Some people are just JERKS! *HUGS* to all you sexy people out there. Remeber: it's a state of mind ... NOT a pant size!
The other one is my 6 yr old told me the other day, "mom you are as big as a hippo" I would not talk to him the whole day. and that is not the first time he has amade those comments.
i had been in away in college for a about 5 months and i worked hard to lose weight, and that time i like about 10 pounds which i guess made a big difference. a woman in my community sees me and says, "OH MY!! you lost a TON of weight!
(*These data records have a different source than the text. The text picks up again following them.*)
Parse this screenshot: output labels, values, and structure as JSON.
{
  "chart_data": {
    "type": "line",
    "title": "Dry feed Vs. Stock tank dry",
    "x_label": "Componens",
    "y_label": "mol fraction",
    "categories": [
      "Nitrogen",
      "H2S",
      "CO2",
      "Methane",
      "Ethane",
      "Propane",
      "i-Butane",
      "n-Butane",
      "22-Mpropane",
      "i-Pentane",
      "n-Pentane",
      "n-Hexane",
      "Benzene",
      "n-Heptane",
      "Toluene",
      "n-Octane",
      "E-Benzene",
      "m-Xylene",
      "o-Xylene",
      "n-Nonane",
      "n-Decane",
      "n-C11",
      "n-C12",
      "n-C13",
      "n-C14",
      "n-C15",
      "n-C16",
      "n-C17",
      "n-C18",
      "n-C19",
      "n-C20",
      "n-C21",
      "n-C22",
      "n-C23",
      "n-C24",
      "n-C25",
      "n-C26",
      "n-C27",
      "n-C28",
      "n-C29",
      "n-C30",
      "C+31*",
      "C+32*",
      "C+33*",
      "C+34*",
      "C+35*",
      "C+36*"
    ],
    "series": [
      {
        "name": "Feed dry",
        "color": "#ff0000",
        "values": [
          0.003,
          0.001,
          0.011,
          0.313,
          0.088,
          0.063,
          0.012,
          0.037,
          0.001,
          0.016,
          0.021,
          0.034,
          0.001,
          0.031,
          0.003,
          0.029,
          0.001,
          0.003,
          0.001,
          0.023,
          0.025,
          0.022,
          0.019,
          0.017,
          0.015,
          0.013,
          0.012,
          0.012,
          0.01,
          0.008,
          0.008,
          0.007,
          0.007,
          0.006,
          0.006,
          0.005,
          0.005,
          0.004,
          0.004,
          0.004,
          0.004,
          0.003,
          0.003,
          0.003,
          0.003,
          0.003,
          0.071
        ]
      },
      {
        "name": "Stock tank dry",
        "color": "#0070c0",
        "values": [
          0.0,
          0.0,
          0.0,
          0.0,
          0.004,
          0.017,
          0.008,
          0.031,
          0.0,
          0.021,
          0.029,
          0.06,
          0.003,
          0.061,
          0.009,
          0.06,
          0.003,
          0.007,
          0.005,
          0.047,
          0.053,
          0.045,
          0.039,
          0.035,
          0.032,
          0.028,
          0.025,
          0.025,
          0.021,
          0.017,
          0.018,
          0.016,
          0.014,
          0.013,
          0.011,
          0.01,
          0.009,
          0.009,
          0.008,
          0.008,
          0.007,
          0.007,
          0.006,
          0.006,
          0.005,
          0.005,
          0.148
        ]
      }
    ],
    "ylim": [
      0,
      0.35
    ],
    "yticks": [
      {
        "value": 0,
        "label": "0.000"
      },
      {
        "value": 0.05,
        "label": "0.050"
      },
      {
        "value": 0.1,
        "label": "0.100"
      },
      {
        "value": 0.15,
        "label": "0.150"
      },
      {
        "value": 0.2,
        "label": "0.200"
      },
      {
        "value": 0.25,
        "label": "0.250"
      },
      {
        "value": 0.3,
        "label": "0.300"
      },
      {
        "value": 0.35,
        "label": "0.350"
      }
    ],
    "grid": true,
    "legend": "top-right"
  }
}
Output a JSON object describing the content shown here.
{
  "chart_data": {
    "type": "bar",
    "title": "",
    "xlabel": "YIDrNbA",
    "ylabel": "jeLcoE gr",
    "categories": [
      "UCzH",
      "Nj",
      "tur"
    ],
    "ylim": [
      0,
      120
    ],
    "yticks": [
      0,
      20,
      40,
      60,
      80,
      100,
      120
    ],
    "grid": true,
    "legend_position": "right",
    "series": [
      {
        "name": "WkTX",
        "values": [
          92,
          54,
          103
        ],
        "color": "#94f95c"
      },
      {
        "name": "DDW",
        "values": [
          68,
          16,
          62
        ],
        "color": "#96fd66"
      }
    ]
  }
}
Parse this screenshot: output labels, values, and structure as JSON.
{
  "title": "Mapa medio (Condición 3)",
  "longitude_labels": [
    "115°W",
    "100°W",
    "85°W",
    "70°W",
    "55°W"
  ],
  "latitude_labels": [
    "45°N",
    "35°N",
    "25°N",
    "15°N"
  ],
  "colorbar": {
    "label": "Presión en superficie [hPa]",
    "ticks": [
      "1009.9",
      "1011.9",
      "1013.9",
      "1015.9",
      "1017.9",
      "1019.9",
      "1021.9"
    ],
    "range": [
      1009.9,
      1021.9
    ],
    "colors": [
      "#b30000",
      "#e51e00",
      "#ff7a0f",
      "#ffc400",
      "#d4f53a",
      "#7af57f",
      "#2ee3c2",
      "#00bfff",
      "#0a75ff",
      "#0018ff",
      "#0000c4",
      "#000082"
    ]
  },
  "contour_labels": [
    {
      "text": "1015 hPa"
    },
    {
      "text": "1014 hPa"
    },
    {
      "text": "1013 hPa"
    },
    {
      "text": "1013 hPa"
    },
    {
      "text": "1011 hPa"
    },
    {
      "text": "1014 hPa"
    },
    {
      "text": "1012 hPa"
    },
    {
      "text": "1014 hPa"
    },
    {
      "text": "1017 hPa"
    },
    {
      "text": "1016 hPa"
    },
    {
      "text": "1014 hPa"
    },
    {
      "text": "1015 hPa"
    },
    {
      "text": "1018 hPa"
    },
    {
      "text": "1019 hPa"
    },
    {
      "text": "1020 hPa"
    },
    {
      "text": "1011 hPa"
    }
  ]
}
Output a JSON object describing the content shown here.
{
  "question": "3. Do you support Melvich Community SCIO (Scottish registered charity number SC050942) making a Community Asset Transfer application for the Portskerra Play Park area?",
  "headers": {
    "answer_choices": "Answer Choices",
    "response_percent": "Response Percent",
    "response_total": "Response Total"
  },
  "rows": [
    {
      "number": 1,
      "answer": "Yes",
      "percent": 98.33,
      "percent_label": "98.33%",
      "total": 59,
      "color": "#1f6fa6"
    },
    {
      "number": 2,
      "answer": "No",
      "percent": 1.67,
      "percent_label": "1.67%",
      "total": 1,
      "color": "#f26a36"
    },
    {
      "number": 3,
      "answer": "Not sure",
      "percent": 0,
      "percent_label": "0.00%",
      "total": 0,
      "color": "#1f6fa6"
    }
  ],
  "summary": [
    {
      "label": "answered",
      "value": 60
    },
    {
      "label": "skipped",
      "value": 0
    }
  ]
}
I mean you are still fat, but just not as fat anymore."
nice way to welcome me home bitter old lady
being underweight is no less of a problem as being overweight, both should be paid close attention to.
i'm 5"8, and currently about 10 lbs overweight (i've lost 24 in the past 3 months) and i don't plan on stopping anytime soon (i discovered how much i love running). and so i was having a conversation with a guy"friend" of mine, and i had just finished a 4 mile jog and i felt pretty pumped. he called my phone, and asked why i was breathing so hard.
i was like "just went for a run, felt good."
and he goes "hey, next time you run... run faster."
SAME GUY, for some reason i had let go that awful comment he made about me needing to run faster...
and we were talking about clumsiness and i mentioned how of course i have my moments with countertops and glassdoors... but i'm not exactly one to trip over everything.
and his response was "and by trip, you mean avalanche."
and i was pretty much like "ugh, f*** off."
and he goes "nah, more like EARTHQUAAAAAAAKE."
>.< i was so angry. that happened like 4 months ago, and he recently called and was like "uh, i saw your myspace... you look good."
it's too bad that people like him make mistakes like that. they seriously have no IDEA the damage they cause when they make fun of other people for their weight.
i've always been an all-or-nothing kind of girl. can't have a scoop of icecream, gotta have the whole pint. i was overweight by like age 4, i've had tons of little insults over the years, but the ones that stick out the most?:
"you're pretty, you just need to lose some weight." - my mom.
"you know, boys would like you if you lost that belly." - my grandma.
one time i was at band camp and went swimming and was walking to the slide and walked by these 2 17 year old kids and i was about 12 years old and the one kid turns and looks at me and screams "HOLY JESUS". i turned around, grabbed my towel and ran back to my cabin crying.
in 8th grade i went on a school trip, so i got all dolled-up and felt really pretty and we were having lunch and this other school showed up. there was this girl, who was BIGGER THAN I WAS and yet she walked up to some boy and pointed at me and laughed, and then he whispered to another guy and they both looked at me and laughed. and they literally came up to my FACE and pointed and laughed and then walked by and whispered "you're so ugly".. i felt so bad for crying.
and i'm in 11th grade now and lost alot of weight (from 174 to 108, but i went from 129 to 110 over the summer) and when i got back to school, all the people who had never payed attention to me did - they called me "that random BULIMIC chick". no matter what you do, someone's always gotta be a dick. i AM (semi-recovering, mind you) anorexic, but still, c'mon.
and even today still at ONE HUNDRED AND EIGHT POUNDS, whenever i walk by somebody i fear that they're going to call me fat. i look in the mirror and see FAT. i honesty have a huge fear that somebody's gonna call me fat. i was always a sensitive kid, those comments really really took a toll on me.
--
but this week, i've been whistled at, been asked out 3 times and been called skinny, hot, and cute about 39485 times and the ironic thing is the guys that asked me out used to call me chunky bitch. so i guess the joke's on them. but now i have a distorted body image and want to get to 103 pounds.
For some reason whenever I lose weight that little comment echos in my head. What kind of a person asks such a dumb thing? I just laughed and said no, I just worked really hard to drop some extra pounds and I feel great!